День спустя начались соревнования у мужчин-прыгунов. Я увлеченно комментировала происходящее вслух перед телевизором, который был установлен в штабе делегации специально для спортсменов и тренеров, и в процессе этого занятия ко мне подсел симпатичный незнакомый человек.

– Вы так интересно рассказываете о прыжках в воду, Лена! У меня вопрос, кстати, в связи с этим. Давайте выйдем на балкон, чтобы не отвлекать остальных.

За дверью собеседник преобразился. От радушия не осталось никакого следа.

– Вчера вы покинули расположение команды и отсутствовали полтора часа. Меня интересуют имена, адрес, по которому вы находились все это время, содержание разговора…
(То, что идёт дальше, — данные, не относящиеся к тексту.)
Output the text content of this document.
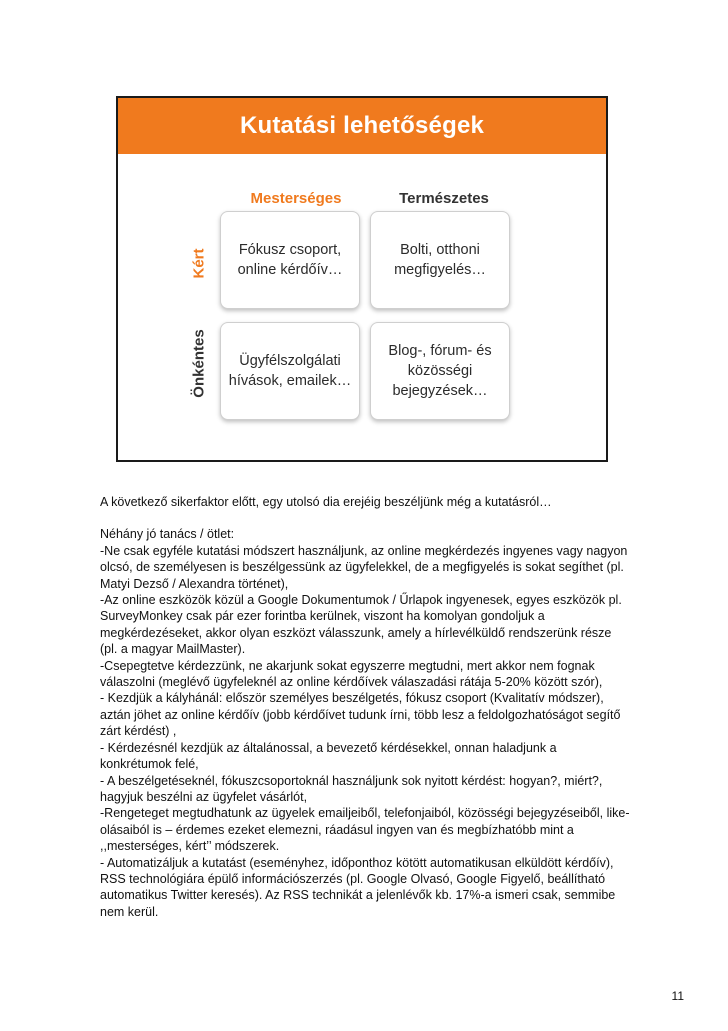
Kutatási lehetőségek
Mesterséges	Természetes
Kért
Önkéntes
Fókusz csoport, online kérdőív…
Bolti, otthoni megfigyelés…
Ügyfélszolgálati hívások, emailek…
Blog-, fórum- és közösségi bejegyzések…

A következő sikerfaktor előtt, egy utolsó dia erejéig beszéljünk még a kutatásról…

Néhány jó tanács / ötlet:

-Ne csak egyféle kutatási módszert használjunk, az online megkérdezés ingyenes vagy nagyon olcsó, de személyesen is beszélgessünk az ügyfelekkel, de a megfigyelés is sokat segíthet (pl. Matyi Dezső / Alexandra történet),

-Az online eszközök közül a Google Dokumentumok / Űrlapok ingyenesek, egyes eszközök pl. SurveyMonkey csak pár ezer forintba kerülnek, viszont ha komolyan gondoljuk a megkérdezéseket, akkor olyan eszközt válasszunk, amely a hírlevélküldő rendszerünk része (pl. a magyar MailMaster).

-Csepegtetve kérdezzünk, ne akarjunk sokat egyszerre megtudni, mert akkor nem fognak válaszolni (meglévő ügyfeleknél az online kérdőívek válaszadási rátája 5-20% között szór),

- Kezdjük a kályhánál: először személyes beszélgetés, fókusz csoport (Kvalitatív módszer), aztán jöhet az online kérdőív (jobb kérdőívet tudunk írni, több lesz a feldolgozhatóságot segítő zárt kérdést) ,

- Kérdezésnél kezdjük az általánossal, a bevezető kérdésekkel, onnan haladjunk a konkrétumok felé,

- A beszélgetéseknél, fókuszcsoportoknál használjunk sok nyitott kérdést: hogyan?, miért?, hagyjuk beszélni az ügyfelet vásárlót,

-Rengeteget megtudhatunk az ügyelek emailjeiből, telefonjaiból, közösségi bejegyzéseiből, like-olásaiból is – érdemes ezeket elemezni, ráadásul ingyen van és megbízhatóbb mint a ,,mesterséges, kért’’ módszerek.

- Automatizáljuk a kutatást (eseményhez, időponthoz kötött automatikusan elküldött kérdőív), RSS technológiára épülő információszerzés (pl. Google Olvasó, Google Figyelő, beállítható automatikus Twitter keresés). Az RSS technikát a jelenlévők kb. 17%-a ismeri csak, semmibe nem kerül.

11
Мои попытки объяснить, что никакого разговора не было и в помине, а переводчиком ничего не значащих фраз был четырехлетний ребенок, разозлили собеседника уже по-настоящему.

– Вы, кажется, не понимаете серьезности ситуации. Или намеренно не желаете ее понимать. Ну ничего, мы еще с вами встретимся и продолжим этот разговор. После соревнований…
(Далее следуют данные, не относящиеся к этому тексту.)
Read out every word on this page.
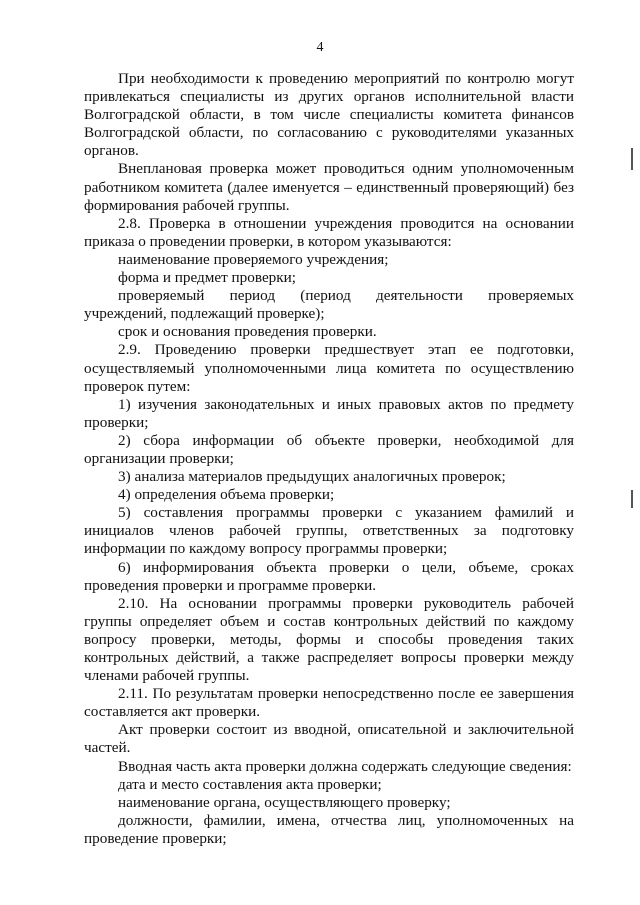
4

При необходимости к проведению мероприятий по контролю могут привлекаться специалисты из других органов исполнительной власти Волгоградской области, в том числе специалисты комитета финансов Волгоградской области, по согласованию с руководителями указанных органов.

Внеплановая проверка может проводиться одним уполномоченным работником комитета (далее именуется – единственный проверяющий) без формирования рабочей группы.

2.8. Проверка в отношении учреждения проводится на основании приказа о проведении проверки, в котором указываются:

наименование проверяемого учреждения;

форма и предмет проверки;

проверяемый период (период деятельности проверяемых учреждений, подлежащий проверке);

срок и основания проведения проверки.

2.9. Проведению проверки предшествует этап ее подготовки, осуществляемый уполномоченными лица комитета по осуществлению проверок путем:

1) изучения законодательных и иных правовых актов по предмету проверки;

2) сбора информации об объекте проверки, необходимой для организации проверки;

3) анализа материалов предыдущих аналогичных проверок;

4) определения объема проверки;

5) составления программы проверки с указанием фамилий и инициалов членов рабочей группы, ответственных за подготовку информации по каждому вопросу программы проверки;

6) информирования объекта проверки о цели, объеме, сроках проведения проверки и программе проверки.

2.10. На основании программы проверки руководитель рабочей группы определяет объем и состав контрольных действий по каждому вопросу проверки, методы, формы и способы проведения таких контрольных действий, а также распределяет вопросы проверки между членами рабочей группы.

2.11. По результатам проверки непосредственно после ее завершения составляется акт проверки.

Акт проверки состоит из вводной, описательной и заключительной частей.

Вводная часть акта проверки должна содержать следующие сведения:

дата и место составления акта проверки;

наименование органа, осуществляющего проверку;

должности, фамилии, имена, отчества лиц, уполномоченных на проведение проверки;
Потом отец мне рассказал, что поздней ночью, пока я находилась за городом, его разбудил телефонным звонком тот самый тренер, который стал свидетелем моего «загула».
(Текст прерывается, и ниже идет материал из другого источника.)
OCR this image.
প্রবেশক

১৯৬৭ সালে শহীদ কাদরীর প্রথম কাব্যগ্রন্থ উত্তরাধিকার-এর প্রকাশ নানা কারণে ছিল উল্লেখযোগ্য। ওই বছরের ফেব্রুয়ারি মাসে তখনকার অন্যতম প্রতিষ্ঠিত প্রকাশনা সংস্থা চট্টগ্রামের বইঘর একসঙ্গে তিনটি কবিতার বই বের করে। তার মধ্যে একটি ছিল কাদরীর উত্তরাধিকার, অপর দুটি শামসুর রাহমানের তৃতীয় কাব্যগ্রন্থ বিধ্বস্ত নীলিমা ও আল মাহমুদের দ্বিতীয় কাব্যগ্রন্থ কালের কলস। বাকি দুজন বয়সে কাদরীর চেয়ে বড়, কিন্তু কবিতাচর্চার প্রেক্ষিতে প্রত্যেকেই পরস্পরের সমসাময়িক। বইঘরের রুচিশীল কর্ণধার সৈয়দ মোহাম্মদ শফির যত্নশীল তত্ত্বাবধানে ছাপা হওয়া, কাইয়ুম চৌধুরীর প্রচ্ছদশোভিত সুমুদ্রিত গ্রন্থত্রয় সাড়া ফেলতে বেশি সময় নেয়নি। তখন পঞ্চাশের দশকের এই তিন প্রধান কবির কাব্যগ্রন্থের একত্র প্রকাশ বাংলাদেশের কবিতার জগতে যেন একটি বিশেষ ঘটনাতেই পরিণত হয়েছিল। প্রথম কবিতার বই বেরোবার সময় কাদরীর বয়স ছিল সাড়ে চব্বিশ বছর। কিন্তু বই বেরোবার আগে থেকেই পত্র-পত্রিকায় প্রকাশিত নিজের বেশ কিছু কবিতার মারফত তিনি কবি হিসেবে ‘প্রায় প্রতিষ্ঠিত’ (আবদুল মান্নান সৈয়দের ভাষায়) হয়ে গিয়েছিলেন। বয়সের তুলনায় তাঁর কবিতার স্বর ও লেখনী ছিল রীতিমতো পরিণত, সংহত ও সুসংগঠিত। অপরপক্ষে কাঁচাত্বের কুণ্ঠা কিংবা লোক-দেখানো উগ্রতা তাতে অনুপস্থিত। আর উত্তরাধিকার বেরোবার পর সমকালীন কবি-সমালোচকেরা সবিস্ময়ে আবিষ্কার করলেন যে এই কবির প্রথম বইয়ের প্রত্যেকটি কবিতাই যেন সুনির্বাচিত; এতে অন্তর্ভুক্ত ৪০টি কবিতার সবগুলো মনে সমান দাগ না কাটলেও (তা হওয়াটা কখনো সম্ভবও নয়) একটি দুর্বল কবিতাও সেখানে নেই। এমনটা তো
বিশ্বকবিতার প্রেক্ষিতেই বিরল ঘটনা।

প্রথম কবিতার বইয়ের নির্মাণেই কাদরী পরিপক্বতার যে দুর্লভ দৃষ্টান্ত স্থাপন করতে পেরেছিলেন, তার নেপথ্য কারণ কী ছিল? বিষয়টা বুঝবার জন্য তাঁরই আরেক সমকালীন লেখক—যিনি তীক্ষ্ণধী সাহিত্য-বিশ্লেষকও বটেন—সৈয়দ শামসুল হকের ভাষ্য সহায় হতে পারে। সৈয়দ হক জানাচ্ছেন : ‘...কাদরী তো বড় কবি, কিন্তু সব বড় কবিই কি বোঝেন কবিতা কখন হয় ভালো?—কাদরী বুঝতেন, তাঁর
– Михалыч, если бы я видел это один, то не сказал бы никому. Но есть свидетели. Все равно доложат «наверх». Да и я в этой ситуации доложить обязан. Домой твою Ленку, естественно, никто отправлять не будет. Но после Игр она скорее всего станет «невыездной»…

Спустя три дня я стала чемпионкой. По поводу самовольной отлучки из команды больше не было задано ни одного вопроса.